UK operator BMI Regional has become the latest casualty of the pressure on European airlines, with its decision to cease operations and file for administration.
The company is blaming the uncertainty regarding the UK’s withdrawal from the European Union for contributing to its demise.
All flights have been cancelled, effective 16 February.
BMI Regional had emerged in 2012 as a spin-off airline, under new owners, after the mainline carrier BMI was sold to British Airways parent IAG.
It subsequently became a sister carrier to Scottish operator Loganair, both having been brought under the holding company Airline Investments.
BMI Regional operated services under the brand name Flybmi with a fleet of 17 Embraer ERJ-135 and -145 jets, serving 25 European destinations, and employed nearly 380 personnel in the UK, Germany and Belgium.
But it says that the decision to file for administration is “unavoidable” after it was unable to fend off the impact of “several difficulties”, including “spikes” in fuel and carbon emission costs.

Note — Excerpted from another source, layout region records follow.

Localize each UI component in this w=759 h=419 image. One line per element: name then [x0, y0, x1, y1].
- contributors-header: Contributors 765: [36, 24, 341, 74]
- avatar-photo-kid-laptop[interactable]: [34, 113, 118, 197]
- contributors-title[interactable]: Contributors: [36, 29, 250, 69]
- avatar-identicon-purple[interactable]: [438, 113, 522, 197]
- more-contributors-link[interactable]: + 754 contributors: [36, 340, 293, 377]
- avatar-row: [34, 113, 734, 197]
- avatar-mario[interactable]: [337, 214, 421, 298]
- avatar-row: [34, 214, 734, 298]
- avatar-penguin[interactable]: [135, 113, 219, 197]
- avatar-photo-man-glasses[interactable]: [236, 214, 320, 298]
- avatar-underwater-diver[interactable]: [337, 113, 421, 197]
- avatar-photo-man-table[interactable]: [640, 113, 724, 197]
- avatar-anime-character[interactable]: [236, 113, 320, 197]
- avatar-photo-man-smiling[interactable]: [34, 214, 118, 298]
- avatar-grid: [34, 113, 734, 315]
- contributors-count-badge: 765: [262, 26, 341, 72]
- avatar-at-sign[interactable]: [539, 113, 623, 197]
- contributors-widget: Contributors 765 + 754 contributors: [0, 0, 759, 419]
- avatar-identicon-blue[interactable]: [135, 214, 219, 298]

The carrier is also citing the UK’s impending withdrawal from the European Union as an influencing factor.
“Current trading and future prospects have…been seriously affected by the uncertainty created by the ‘Brexit’ process,” it says.
It says this has resulted in an “inability to secure valuable flying contracts” in Europe as well as a “lack of confidence” in the airline’s ability to continue operating between European cities.
These effects have exacerbated “wider difficulties” in the regional airline industry, it adds.
BMI Regional’s shareholders have been unable to continue their financial support for the carrier, the company says.
“We sincerely regret that this course of action has become the only option open to us but the challenges, particularly those created by Brexit, have proven to be insurmountable,” it states.